How to install an SSL certificate and turn on HTTPS on EasyMorph Hub

Server (Hub) / Explorer
1

Prerequisites

To enable HTTPS on EasyMorph Hub, you first have to install an SSL/TLS certificate through the EasyMorph Hub Monitor.

You can use an existing certificate or order a new one from a Certificate Authority (CA). EasyMorph Hub doesn't require subdomains for its main domain, so any type of certificate (single-domain, wildcard, or SAN) can be used. Please ensure that the certificate covers the domain used to access your Hub, either as the primary subject or via a wildcard entry.

For the next step, you'll need both the private key file used to create the Certificate Signing Request (CSR) and the public certificate file sent to you by the Certificate Authority (usually in .crt, .cer, or .pem format).

If the Windows operating system that runs EasyMorph Hub already has the required certificate installed, you can skip the next step.

Creating a .pfx file

EasyMorph Hub expects a file in the PKCS#12 format (usually with a .pfx or .p12 extension) that bundles both private and public keys together.

You should compose a .pfx file from the public certificate file (.crt, .cer, or .pem) and the private key file (usually .key).

For example, you can do that using OpenSSL, which should be downloaded and installed separately.

Here is the OpenSSL command to create a .pfx file (assuming that your certificate file is named cert.crt and the private key file is named private.key):

openssl pkcs12 -export -out result_file.pfx -inkey private.key -in cert.crt

This command will ask you for a password for the .pfx file. Please remember this password. You will need it for the next step.

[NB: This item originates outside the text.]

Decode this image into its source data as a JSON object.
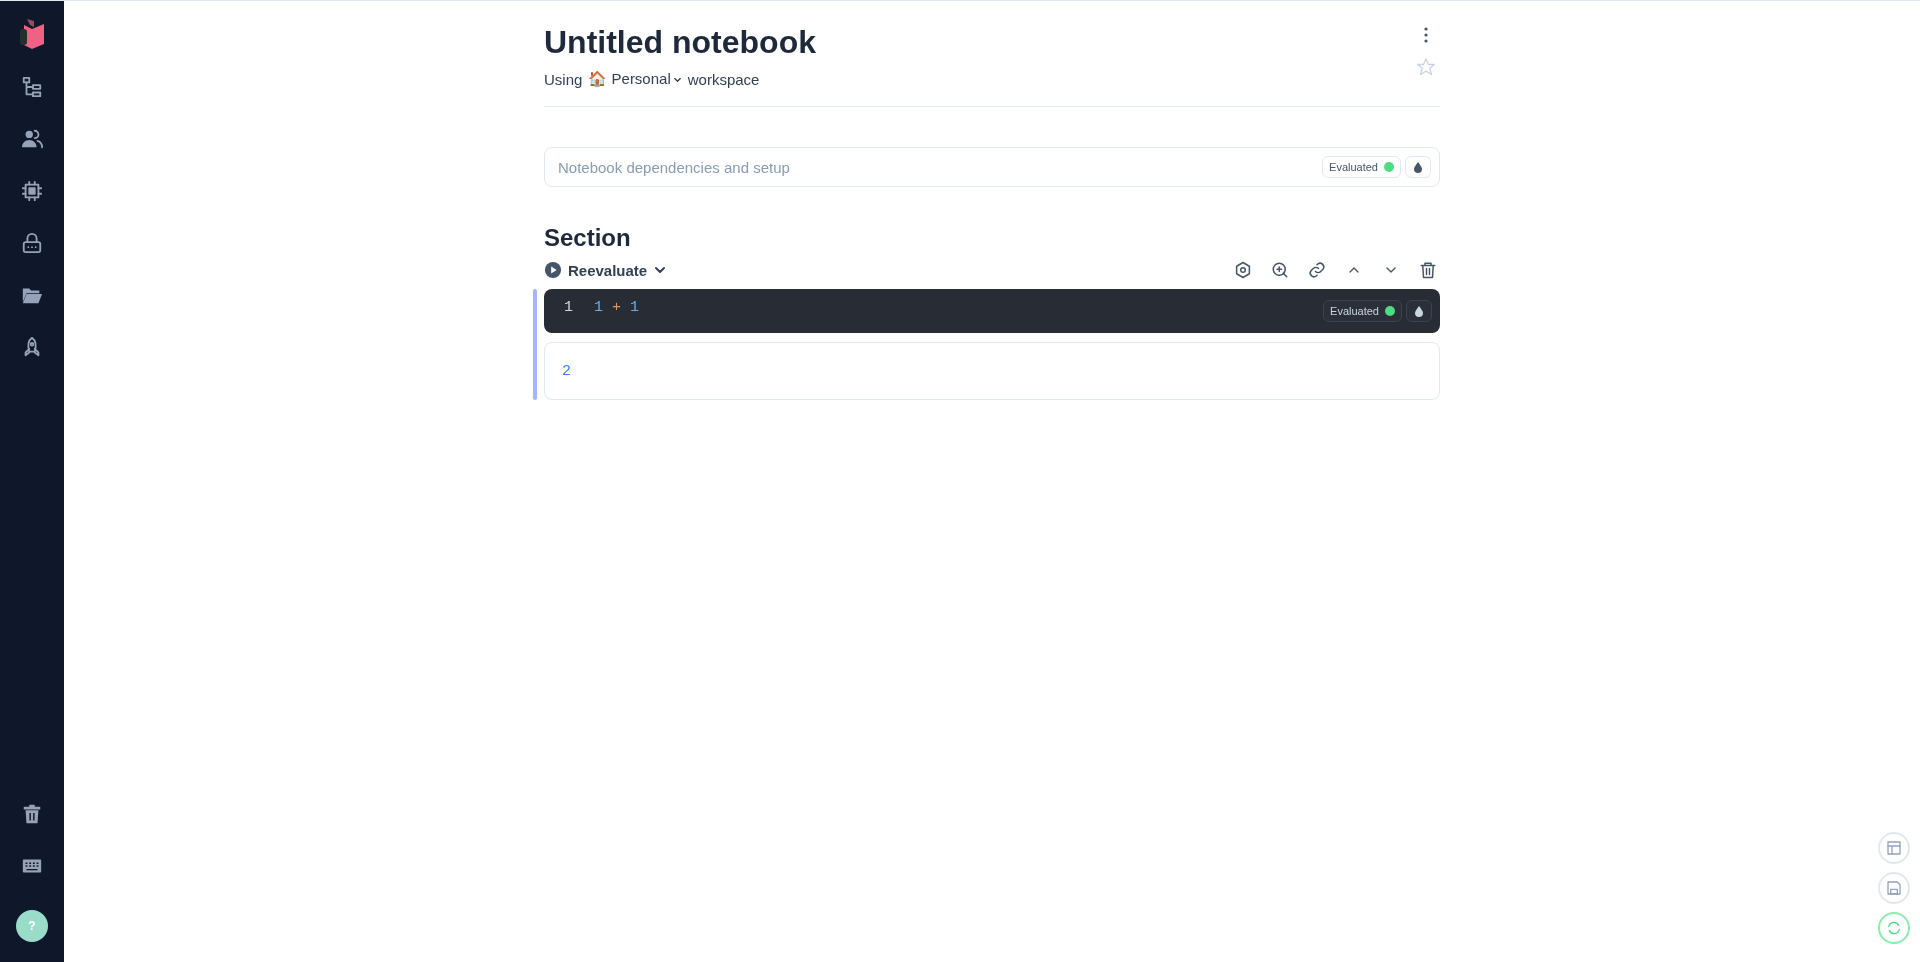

And here is the command if you have additional certificates (a certificate chain):

openssl pkcs12 -export -out result_file.pfx -inkey private.key -in cert.crt -certfile chain.crt

Enabling HTTPS

Now you need to install the created .pfx file (or choose a previously created one) in the EasyMorph Hub Monitor. Please follow theres steps:

  • Stop EasyMorph Hub using the Stop button in the Monitor.
  • Switch to the SSL tab.
  • Press the Add certificate button and specify the path to the .pfx file created in the previous step, and the password for that file.
    • Alternatively, choose one of the existing certificates.
  • Make sure that the correct certificate is selected and no certificate-related errors are displayed by the Monitor.
  • Check the Use HTTPS checkbox.
  • Press the Save changes button.
  • Start the Hub using the Start button in the Monitor.

image
image900×648 29.2 KB

Now you should be able to access the server using the HTTPS protocol (i.e., https://your_subdomain.your_company.com).

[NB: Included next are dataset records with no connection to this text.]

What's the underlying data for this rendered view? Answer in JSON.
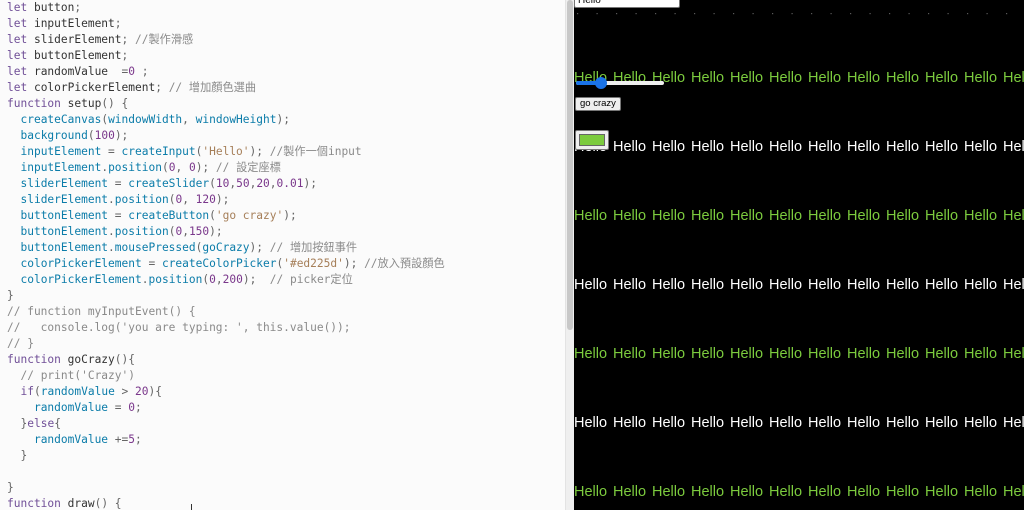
{
  "editor": {
    "lines": [
      [
        [
          "kw",
          "let"
        ],
        [
          "id",
          " button"
        ],
        [
          "p",
          ";"
        ]
      ],
      [
        [
          "kw",
          "let"
        ],
        [
          "id",
          " inputElement"
        ],
        [
          "p",
          ";"
        ]
      ],
      [
        [
          "kw",
          "let"
        ],
        [
          "id",
          " sliderElement"
        ],
        [
          "p",
          "; "
        ],
        [
          "cm",
          "//製作滑感"
        ]
      ],
      [
        [
          "kw",
          "let"
        ],
        [
          "id",
          " buttonElement"
        ],
        [
          "p",
          ";"
        ]
      ],
      [
        [
          "kw",
          "let"
        ],
        [
          "id",
          " randomValue  "
        ],
        [
          "p",
          "="
        ],
        [
          "num",
          "0"
        ],
        [
          "p",
          " ;"
        ]
      ],
      [
        [
          "kw",
          "let"
        ],
        [
          "id",
          " colorPickerElement"
        ],
        [
          "p",
          "; "
        ],
        [
          "cm",
          "// 增加顏色選曲"
        ]
      ],
      [
        [
          "kw",
          "function"
        ],
        [
          "id",
          " setup"
        ],
        [
          "p",
          "() {"
        ]
      ],
      [
        [
          "id",
          "  "
        ],
        [
          "fn",
          "createCanvas"
        ],
        [
          "p",
          "("
        ],
        [
          "fn",
          "windowWidth"
        ],
        [
          "p",
          ", "
        ],
        [
          "fn",
          "windowHeight"
        ],
        [
          "p",
          ");"
        ]
      ],
      [
        [
          "id",
          "  "
        ],
        [
          "fn",
          "background"
        ],
        [
          "p",
          "("
        ],
        [
          "num",
          "100"
        ],
        [
          "p",
          ");"
        ]
      ],
      [
        [
          "id",
          "  "
        ],
        [
          "fn",
          "inputElement"
        ],
        [
          "p",
          " = "
        ],
        [
          "fn",
          "createInput"
        ],
        [
          "p",
          "("
        ],
        [
          "str",
          "'Hello'"
        ],
        [
          "p",
          "); "
        ],
        [
          "cm",
          "//製作一個input"
        ]
      ],
      [
        [
          "id",
          "  "
        ],
        [
          "fn",
          "inputElement"
        ],
        [
          "p",
          "."
        ],
        [
          "fn",
          "position"
        ],
        [
          "p",
          "("
        ],
        [
          "num",
          "0"
        ],
        [
          "p",
          ", "
        ],
        [
          "num",
          "0"
        ],
        [
          "p",
          "); "
        ],
        [
          "cm",
          "// 設定座標"
        ]
      ],
      [
        [
          "id",
          "  "
        ],
        [
          "fn",
          "sliderElement"
        ],
        [
          "p",
          " = "
        ],
        [
          "fn",
          "createSlider"
        ],
        [
          "p",
          "("
        ],
        [
          "num",
          "10"
        ],
        [
          "p",
          ","
        ],
        [
          "num",
          "50"
        ],
        [
          "p",
          ","
        ],
        [
          "num",
          "20"
        ],
        [
          "p",
          ","
        ],
        [
          "num",
          "0.01"
        ],
        [
          "p",
          ");"
        ]
      ],
      [
        [
          "id",
          "  "
        ],
        [
          "fn",
          "sliderElement"
        ],
        [
          "p",
          "."
        ],
        [
          "fn",
          "position"
        ],
        [
          "p",
          "("
        ],
        [
          "num",
          "0"
        ],
        [
          "p",
          ", "
        ],
        [
          "num",
          "120"
        ],
        [
          "p",
          ");"
        ]
      ],
      [
        [
          "id",
          "  "
        ],
        [
          "fn",
          "buttonElement"
        ],
        [
          "p",
          " = "
        ],
        [
          "fn",
          "createButton"
        ],
        [
          "p",
          "("
        ],
        [
          "str",
          "'go crazy'"
        ],
        [
          "p",
          ");"
        ]
      ],
      [
        [
          "id",
          "  "
        ],
        [
          "fn",
          "buttonElement"
        ],
        [
          "p",
          "."
        ],
        [
          "fn",
          "position"
        ],
        [
          "p",
          "("
        ],
        [
          "num",
          "0"
        ],
        [
          "p",
          ","
        ],
        [
          "num",
          "150"
        ],
        [
          "p",
          ");"
        ]
      ],
      [
        [
          "id",
          "  "
        ],
        [
          "fn",
          "buttonElement"
        ],
        [
          "p",
          "."
        ],
        [
          "fn",
          "mousePressed"
        ],
        [
          "p",
          "("
        ],
        [
          "fn",
          "goCrazy"
        ],
        [
          "p",
          "); "
        ],
        [
          "cm",
          "// 增加按鈕事件"
        ]
      ],
      [
        [
          "id",
          "  "
        ],
        [
          "fn",
          "colorPickerElement"
        ],
        [
          "p",
          " = "
        ],
        [
          "fn",
          "createColorPicker"
        ],
        [
          "p",
          "("
        ],
        [
          "str",
          "'#ed225d'"
        ],
        [
          "p",
          "); "
        ],
        [
          "cm",
          "//放入預設顏色"
        ]
      ],
      [
        [
          "id",
          "  "
        ],
        [
          "fn",
          "colorPickerElement"
        ],
        [
          "p",
          "."
        ],
        [
          "fn",
          "position"
        ],
        [
          "p",
          "("
        ],
        [
          "num",
          "0"
        ],
        [
          "p",
          ","
        ],
        [
          "num",
          "200"
        ],
        [
          "p",
          ");  "
        ],
        [
          "cm",
          "// picker定位"
        ]
      ],
      [
        [
          "p",
          "}"
        ]
      ],
      [
        [
          "cm",
          "// function myInputEvent() {"
        ]
      ],
      [
        [
          "cm",
          "//   console.log('you are typing: ', this.value());"
        ]
      ],
      [
        [
          "cm",
          "// }"
        ]
      ],
      [
        [
          "kw",
          "function"
        ],
        [
          "id",
          " goCrazy"
        ],
        [
          "p",
          "(){"
        ]
      ],
      [
        [
          "id",
          "  "
        ],
        [
          "cm",
          "// print('Crazy')"
        ]
      ],
      [
        [
          "id",
          "  "
        ],
        [
          "kw",
          "if"
        ],
        [
          "p",
          "("
        ],
        [
          "fn",
          "randomValue"
        ],
        [
          "p",
          " > "
        ],
        [
          "num",
          "20"
        ],
        [
          "p",
          "){"
        ]
      ],
      [
        [
          "id",
          "    "
        ],
        [
          "fn",
          "randomValue"
        ],
        [
          "p",
          " = "
        ],
        [
          "num",
          "0"
        ],
        [
          "p",
          ";"
        ]
      ],
      [
        [
          "id",
          "  "
        ],
        [
          "p",
          "}"
        ],
        [
          "kw",
          "else"
        ],
        [
          "p",
          "{"
        ]
      ],
      [
        [
          "id",
          "    "
        ],
        [
          "fn",
          "randomValue"
        ],
        [
          "p",
          " +="
        ],
        [
          "num",
          "5"
        ],
        [
          "p",
          ";"
        ]
      ],
      [
        [
          "id",
          "  "
        ],
        [
          "p",
          "}"
        ]
      ],
      [
        [
          "id",
          ""
        ]
      ],
      [
        [
          "p",
          "}"
        ]
      ],
      [
        [
          "kw",
          "function"
        ],
        [
          "id",
          " draw"
        ],
        [
          "p",
          "() {"
        ]
      ]
    ]
  },
  "preview": {
    "input_value": "Hello",
    "button_label": "go crazy",
    "slider_value": 20,
    "slider_min": 10,
    "slider_max": 50,
    "picker_color": "#7ccb3e",
    "hello_text": "Hello",
    "colors": {
      "green": "#7ccb3e",
      "white": "#ffffff",
      "background": "#000000"
    },
    "rows": [
      "green",
      "white",
      "green",
      "white",
      "green",
      "white",
      "green"
    ]
  }
}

Please keep in mind that after switching to HTTPS:

  • Old external links that start with http:// will no longer work, and you'll have to update them manually.
  • The same applies for existing EasyMorph Hub connectors.
  • You might have issues accessing the Hub as localhost from the same machine, either from the browser or from EasyMorph Desktop:
    • The browser will show warnings about an incorrect certificate (which can be ignored).
    • The Hub link feature in EasyMorph Desktop will either require switching to the domain name or allowing a self-signed certificate using the Configure dialog near the Require SSL option.
    • The EasyMorph Hub connectors will require either switching to the domain name or allowing self-signed certificates in the Application settings => Security settings dialog.